In the result, this Appeal must succeed and is allowed and the order dated July 26, 1985, passed by the Industrial Court, Maharashtra, Bombay, dismissing the Complaint (ULP) No. 1273 of 1984 filed by the Appellant Union against the Respondents is set aside and the said Complaint is allowed and it is declared that the closure of the Churchgate Division of S.G. Chemicals and Dyes Trading Limited was illegal and the workmen whose services were terminated on account of such illegal closure continued and are continuing in the employment of the Company on and from September 18, 1984, and are entitled to receive from the Company their full salary and all other benefits under the Settlement dated February 1, 1979, entered into between the Company and the Appellant Union, from September 18, 1984, until today and thereafter regularly until their services are lawfully terminated according to law.

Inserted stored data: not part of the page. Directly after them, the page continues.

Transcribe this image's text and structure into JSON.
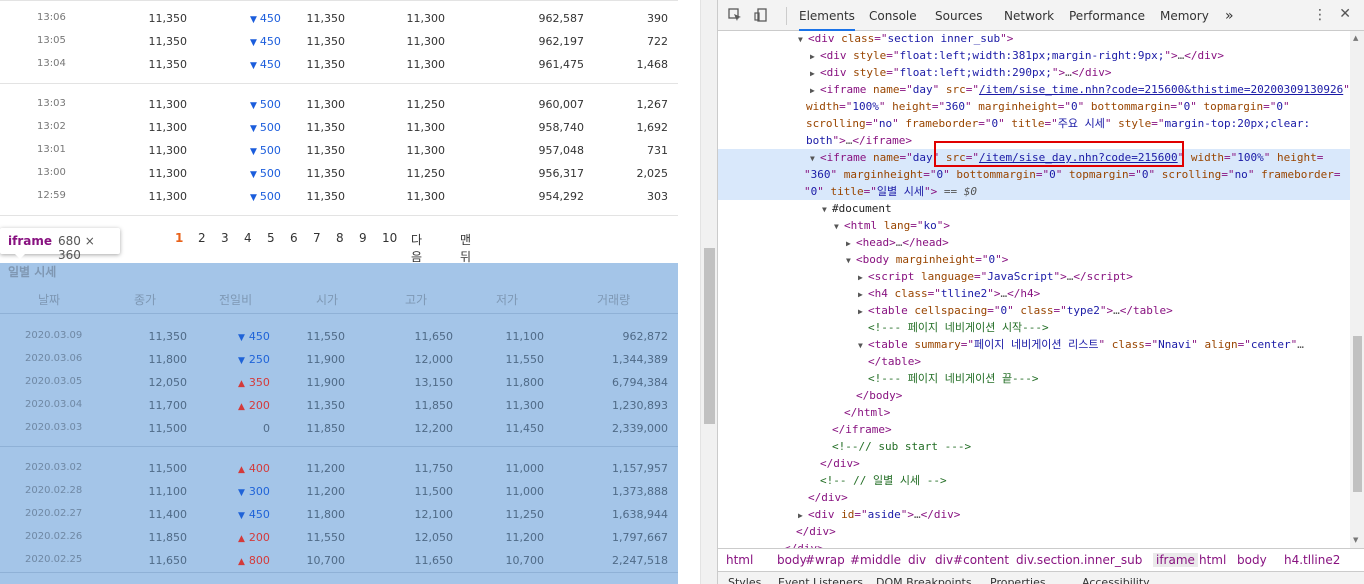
{
  "intraday_rows_top": [
    {
      "time": "13:06",
      "close": "11,350",
      "diff": "450",
      "buy": "11,350",
      "sell": "11,300",
      "volume": "962,587",
      "change": "390"
    },
    {
      "time": "13:05",
      "close": "11,350",
      "diff": "450",
      "buy": "11,350",
      "sell": "11,300",
      "volume": "962,197",
      "change": "722"
    },
    {
      "time": "13:04",
      "close": "11,350",
      "diff": "450",
      "buy": "11,350",
      "sell": "11,300",
      "volume": "961,475",
      "change": "1,468"
    }
  ],
  "intraday_rows_bottom": [
    {
      "time": "13:03",
      "close": "11,300",
      "diff": "500",
      "buy": "11,300",
      "sell": "11,250",
      "volume": "960,007",
      "change": "1,267"
    },
    {
      "time": "13:02",
      "close": "11,300",
      "diff": "500",
      "buy": "11,350",
      "sell": "11,300",
      "volume": "958,740",
      "change": "1,692"
    },
    {
      "time": "13:01",
      "close": "11,300",
      "diff": "500",
      "buy": "11,350",
      "sell": "11,300",
      "volume": "957,048",
      "change": "731"
    },
    {
      "time": "13:00",
      "close": "11,300",
      "diff": "500",
      "buy": "11,350",
      "sell": "11,250",
      "volume": "956,317",
      "change": "2,025"
    },
    {
      "time": "12:59",
      "close": "11,300",
      "diff": "500",
      "buy": "11,350",
      "sell": "11,300",
      "volume": "954,292",
      "change": "303"
    }
  ],
  "pager": {
    "pages": [
      "1",
      "2",
      "3",
      "4",
      "5",
      "6",
      "7",
      "8",
      "9",
      "10"
    ],
    "current": "1",
    "next": "다음",
    "last": "맨뒤"
  },
  "tooltip": {
    "tag": "iframe",
    "size": "680 × 360"
  },
  "daily": {
    "title": "일별 시세",
    "headers": [
      "날짜",
      "종가",
      "전일비",
      "시가",
      "고가",
      "저가",
      "거래량"
    ],
    "rows_top": [
      {
        "date": "2020.03.09",
        "close": "11,350",
        "dir": "down",
        "diff": "450",
        "open": "11,550",
        "high": "11,650",
        "low": "11,100",
        "volume": "962,872"
      },
      {
        "date": "2020.03.06",
        "close": "11,800",
        "dir": "down",
        "diff": "250",
        "open": "11,900",
        "high": "12,000",
        "low": "11,550",
        "volume": "1,344,389"
      },
      {
        "date": "2020.03.05",
        "close": "12,050",
        "dir": "up",
        "diff": "350",
        "open": "11,900",
        "high": "13,150",
        "low": "11,800",
        "volume": "6,794,384"
      },
      {
        "date": "2020.03.04",
        "close": "11,700",
        "dir": "up",
        "diff": "200",
        "open": "11,350",
        "high": "11,850",
        "low": "11,300",
        "volume": "1,230,893"
      },
      {
        "date": "2020.03.03",
        "close": "11,500",
        "dir": "flat",
        "diff": "0",
        "open": "11,850",
        "high": "12,200",
        "low": "11,450",
        "volume": "2,339,000"
      }
    ],
    "rows_bottom": [
      {
        "date": "2020.03.02",
        "close": "11,500",
        "dir": "up",
        "diff": "400",
        "open": "11,200",
        "high": "11,750",
        "low": "11,000",
        "volume": "1,157,957"
      },
      {
        "date": "2020.02.28",
        "close": "11,100",
        "dir": "down",
        "diff": "300",
        "open": "11,200",
        "high": "11,500",
        "low": "11,000",
        "volume": "1,373,888"
      },
      {
        "date": "2020.02.27",
        "close": "11,400",
        "dir": "down",
        "diff": "450",
        "open": "11,800",
        "high": "12,100",
        "low": "11,250",
        "volume": "1,638,944"
      },
      {
        "date": "2020.02.26",
        "close": "11,850",
        "dir": "up",
        "diff": "200",
        "open": "11,550",
        "high": "12,050",
        "low": "11,200",
        "volume": "1,797,667"
      },
      {
        "date": "2020.02.25",
        "close": "11,650",
        "dir": "up",
        "diff": "800",
        "open": "10,700",
        "high": "11,650",
        "low": "10,700",
        "volume": "2,247,518"
      }
    ]
  },
  "devtools": {
    "tabs": [
      "Elements",
      "Console",
      "Sources",
      "Network",
      "Performance",
      "Memory"
    ],
    "active_tab": "Elements",
    "more_tabs": "»",
    "tree_lines": [
      {
        "indent": 0,
        "arrow": "▼",
        "html": "&lt;div <span class=an>class</span>=\"<span class=av>section inner_sub</span>\"&gt;"
      },
      {
        "indent": 1,
        "arrow": "▶",
        "html": "&lt;div <span class=an>style</span>=\"<span class=av>float:left;width:381px;margin-right:9px;</span>\"&gt;<span class=ell>…</span>&lt;/div&gt;"
      },
      {
        "indent": 1,
        "arrow": "▶",
        "html": "&lt;div <span class=an>style</span>=\"<span class=av>float:left;width:290px;</span>\"&gt;<span class=ell>…</span>&lt;/div&gt;"
      },
      {
        "indent": 1,
        "arrow": "▶",
        "html": "&lt;iframe <span class=an>name</span>=\"<span class=av>day</span>\" <span class=an>src</span>=\"<span class=link>/item/sise_time.nhn?code=215600&amp;thistime=20200309130926</span>\""
      },
      {
        "indent": 1,
        "arrow": "",
        "html": "<span class=an>width</span>=\"<span class=av>100%</span>\" <span class=an>height</span>=\"<span class=av>360</span>\" <span class=an>marginheight</span>=\"<span class=av>0</span>\" <span class=an>bottommargin</span>=\"<span class=av>0</span>\" <span class=an>topmargin</span>=\"<span class=av>0</span>\""
      },
      {
        "indent": 1,
        "arrow": "",
        "html": "<span class=an>scrolling</span>=\"<span class=av>no</span>\" <span class=an>frameborder</span>=\"<span class=av>0</span>\" <span class=an>title</span>=\"<span class=av>주요 시세</span>\" <span class=an>style</span>=\"<span class=av>margin-top:20px;clear:</span>"
      },
      {
        "indent": 1,
        "arrow": "",
        "html": "<span class=av>both</span>\"&gt;<span class=ell>…</span>&lt;/iframe&gt;"
      },
      {
        "indent": 1,
        "arrow": "▼",
        "sel": true,
        "html": "&lt;iframe <span class=an>name</span>=\"<span class=av>day</span>\" <span class=an>src</span>=\"<span class=link>/item/sise_day.nhn?code=215600</span>\" <span class=an>width</span>=\"<span class=av>100%</span>\" <span class=an>height</span>="
      },
      {
        "indent": 1,
        "arrow": "",
        "sel": true,
        "html": "\"<span class=av>360</span>\" <span class=an>marginheight</span>=\"<span class=av>0</span>\" <span class=an>bottommargin</span>=\"<span class=av>0</span>\" <span class=an>topmargin</span>=\"<span class=av>0</span>\" <span class=an>scrolling</span>=\"<span class=av>no</span>\" <span class=an>frameborder</span>="
      },
      {
        "indent": 1,
        "arrow": "",
        "sel": true,
        "html": "\"<span class=av>0</span>\" <span class=an>title</span>=\"<span class=av>일별 시세</span>\"&gt; <span class=eq>== $0</span>"
      },
      {
        "indent": 2,
        "arrow": "▼",
        "html": "<span class=tx>#document</span>"
      },
      {
        "indent": 3,
        "arrow": "▼",
        "html": "&lt;html <span class=an>lang</span>=\"<span class=av>ko</span>\"&gt;"
      },
      {
        "indent": 4,
        "arrow": "▶",
        "html": "&lt;head&gt;<span class=ell>…</span>&lt;/head&gt;"
      },
      {
        "indent": 4,
        "arrow": "▼",
        "html": "&lt;body <span class=an>marginheight</span>=\"<span class=av>0</span>\"&gt;"
      },
      {
        "indent": 5,
        "arrow": "▶",
        "html": "&lt;script <span class=an>language</span>=\"<span class=av>JavaScript</span>\"&gt;<span class=ell>…</span>&lt;/script&gt;"
      },
      {
        "indent": 5,
        "arrow": "▶",
        "html": "&lt;h4 <span class=an>class</span>=\"<span class=av>tlline2</span>\"&gt;<span class=ell>…</span>&lt;/h4&gt;"
      },
      {
        "indent": 5,
        "arrow": "▶",
        "html": "&lt;table <span class=an>cellspacing</span>=\"<span class=av>0</span>\" <span class=an>class</span>=\"<span class=av>type2</span>\"&gt;<span class=ell>…</span>&lt;/table&gt;"
      },
      {
        "indent": 5,
        "arrow": "",
        "html": "<span class=cm>&lt;!--- 페이지 네비게이션 시작---&gt;</span>"
      },
      {
        "indent": 5,
        "arrow": "▼",
        "html": "&lt;table <span class=an>summary</span>=\"<span class=av>페이지 네비게이션 리스트</span>\" <span class=an>class</span>=\"<span class=av>Nnavi</span>\" <span class=an>align</span>=\"<span class=av>center</span>\"<span class=ell>…</span>"
      },
      {
        "indent": 5,
        "arrow": "",
        "html": "&lt;/table&gt;"
      },
      {
        "indent": 5,
        "arrow": "",
        "html": "<span class=cm>&lt;!--- 페이지 네비게이션 끝---&gt;</span>"
      },
      {
        "indent": 4,
        "arrow": "",
        "html": "&lt;/body&gt;"
      },
      {
        "indent": 3,
        "arrow": "",
        "html": "&lt;/html&gt;"
      },
      {
        "indent": 2,
        "arrow": "",
        "html": "&lt;/iframe&gt;"
      },
      {
        "indent": 2,
        "arrow": "",
        "html": "<span class=cm>&lt;!--// sub start ---&gt;</span>"
      },
      {
        "indent": 1,
        "arrow": "",
        "html": "&lt;/div&gt;"
      },
      {
        "indent": 1,
        "arrow": "",
        "html": "<span class=cm>&lt;!-- // 일별 시세 --&gt;</span>"
      },
      {
        "indent": 0,
        "arrow": "",
        "html": "&lt;/div&gt;"
      },
      {
        "indent": 0,
        "arrow": "▶",
        "html": "&lt;div <span class=an>id</span>=\"<span class=av>aside</span>\"&gt;<span class=ell>…</span>&lt;/div&gt;"
      },
      {
        "indent": -1,
        "arrow": "",
        "html": "&lt;/div&gt;"
      },
      {
        "indent": -2,
        "arrow": "",
        "html": "&lt;/div&gt;"
      }
    ],
    "breadcrumbs": [
      "html",
      "body",
      "#wrap",
      "#middle",
      "div",
      "div#content",
      "div.section.inner_sub",
      "iframe",
      "html",
      "body",
      "h4.tlline2"
    ],
    "breadcrumb_active": "iframe",
    "bottom_tabs": [
      "Styles",
      "Event Listeners",
      "DOM Breakpoints",
      "Properties",
      "Accessibility"
    ]
  }
}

If any workman whose services were purported to be terminated by the closing down of the Churchgate Division of the Company has received retrenchment compensation from the Company, the amount of back wages will be set off against such retrenchment compensation and if after such setting off any balance of retrenchment compensation still remains, it will be adjusted by deducting twenty per cent from the periodic salary payable to such workmen.